🤖 AI Summary
This work addresses the problem of constructing small-sized coresets for ℓₚ subspace embeddings with deterministic guarantees for any \( p \in [1, \infty) \). It proposes the first iterative reweighted sampling algorithm that carefully controls upper and lower bounds on the loss function at each iteration to construct a weighted subset of rows as a coreset. The method achieves the first deterministic ℓₚ coreset whose size is free of logarithmic factors, thereby resolving a long-standing open question regarding the unavoidable dependence on log terms in coreset size. The resulting ε-coreset has size \( O(d^{\max\{1,p/2\}}/\varepsilon^2) \) and can be computed in \( O(\mathrm{poly}(n,d,\varepsilon^{-1})) \) time, enabling direct use in deterministic approximation algorithms for ℓₚ regression while matching the theoretical lower bound on coreset size.
📝 Abstract
We introduce the first iterative algorithm for constructing a $\varepsilon$-coreset that guarantees deterministic $\ell_p$ subspace embedding for any $p \in [1,\infty)$ and any $\varepsilon>0$. For a given full rank matrix $\mathbf{X} \in \mathbb{R}^{n \times d}$ where $n \gg d$, $\mathbf{X}'\in \mathbb{R}^{m \times d}$ is an $(\varepsilon,\ell_p)$-subspace embedding of $\mathbf{X}$, if for every $\mathbf{q} \in \mathbb{R}^d$, $(1-\varepsilon)\|\mathbf{Xq}\|_{p}^{p} \leq \|\mathbf{X'q}\|_{p}^{p} \leq (1+\varepsilon)\|\mathbf{Xq}\|_{p}^{p}$. Specifically, in this paper, $\mathbf{X}'$ is a weighted subset of rows of $\mathbf{X}$ which is commonly known in the literature as a coreset.
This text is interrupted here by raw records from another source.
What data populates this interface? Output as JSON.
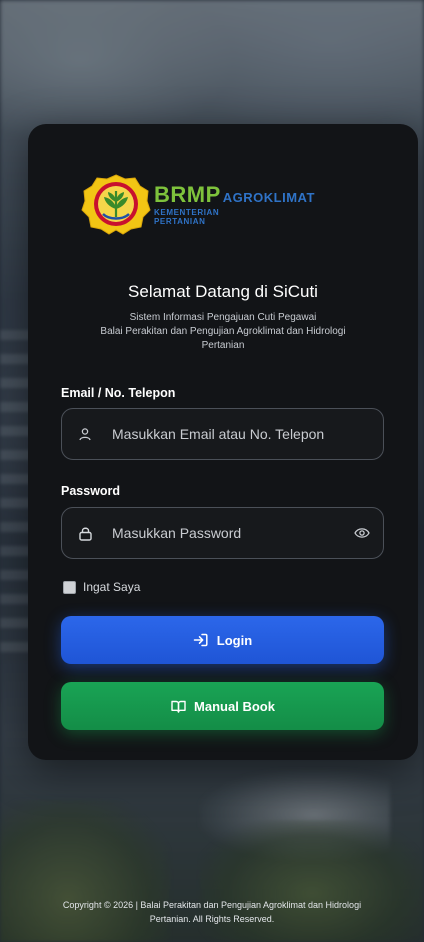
{
  "brand": {
    "name": "BRMP",
    "suffix": "AGROKLIMAT",
    "ministry_line1": "KEMENTERIAN",
    "ministry_line2": "PERTANIAN"
  },
  "header": {
    "welcome": "Selamat Datang di SiCuti",
    "subtitle_line1": "Sistem Informasi Pengajuan Cuti Pegawai",
    "subtitle_line2": "Balai Perakitan dan Pengujian Agroklimat dan Hidrologi",
    "subtitle_line3": "Pertanian"
  },
  "form": {
    "email_label": "Email / No. Telepon",
    "email_placeholder": "Masukkan Email atau No. Telepon",
    "password_label": "Password",
    "password_placeholder": "Masukkan Password",
    "remember_label": "Ingat Saya",
    "remember_checked": false
  },
  "buttons": {
    "login_label": "Login",
    "manual_label": "Manual Book"
  },
  "footer": {
    "line1": "Copyright © 2026  |  Balai Perakitan dan Pengujian Agroklimat dan Hidrologi",
    "line2": "Pertanian. All Rights Reserved."
  },
  "colors": {
    "card_bg": "#121417",
    "brand_green": "#7ec23c",
    "brand_blue": "#2f73c7",
    "login_blue": "#2563eb",
    "manual_green": "#16a34a"
  }
}
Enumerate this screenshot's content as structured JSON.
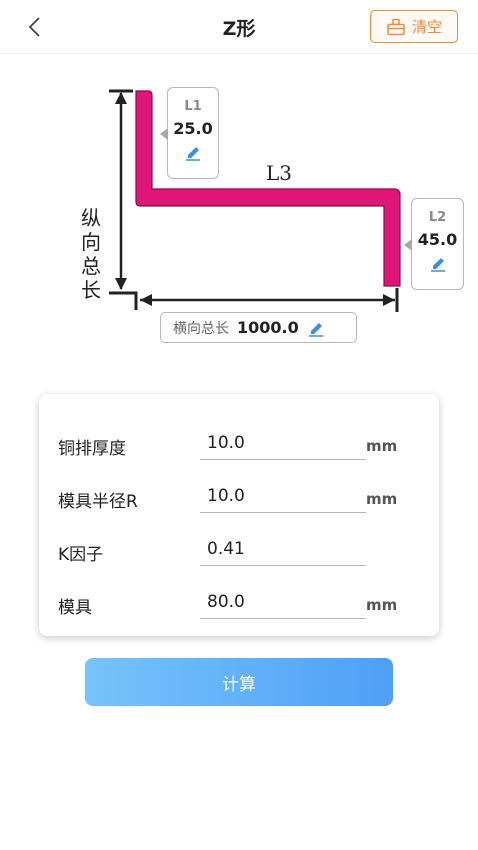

In every iteration, the algorithm ensures that the loss on the maintained set is upper and lower bounded by the loss on the original dataset with appropriate scalings. So, unlike typical coreset guarantees, due to bounded loss, our coreset gives a deterministic guarantee for the $\ell_p$ subspace embedding. For an error parameter $\varepsilon$, our algorithm takes $O(\mathrm{poly}(n,d,\varepsilon^{-1}))$ time and returns a deterministic $\varepsilon$-coreset, for $\ell_p$ subspace embedding whose size is $O\left(\frac{d^{\max\{1,p/2\}}}{\varepsilon^{2}}\right)$. Here, we remove the $\log$ factors in the coreset size, which had been a long-standing open problem. Our coresets are optimal as they are tight with the lower bound. As an application, our coreset can also be used for approximately solving the $\ell_p$ regression problem in a deterministic manner.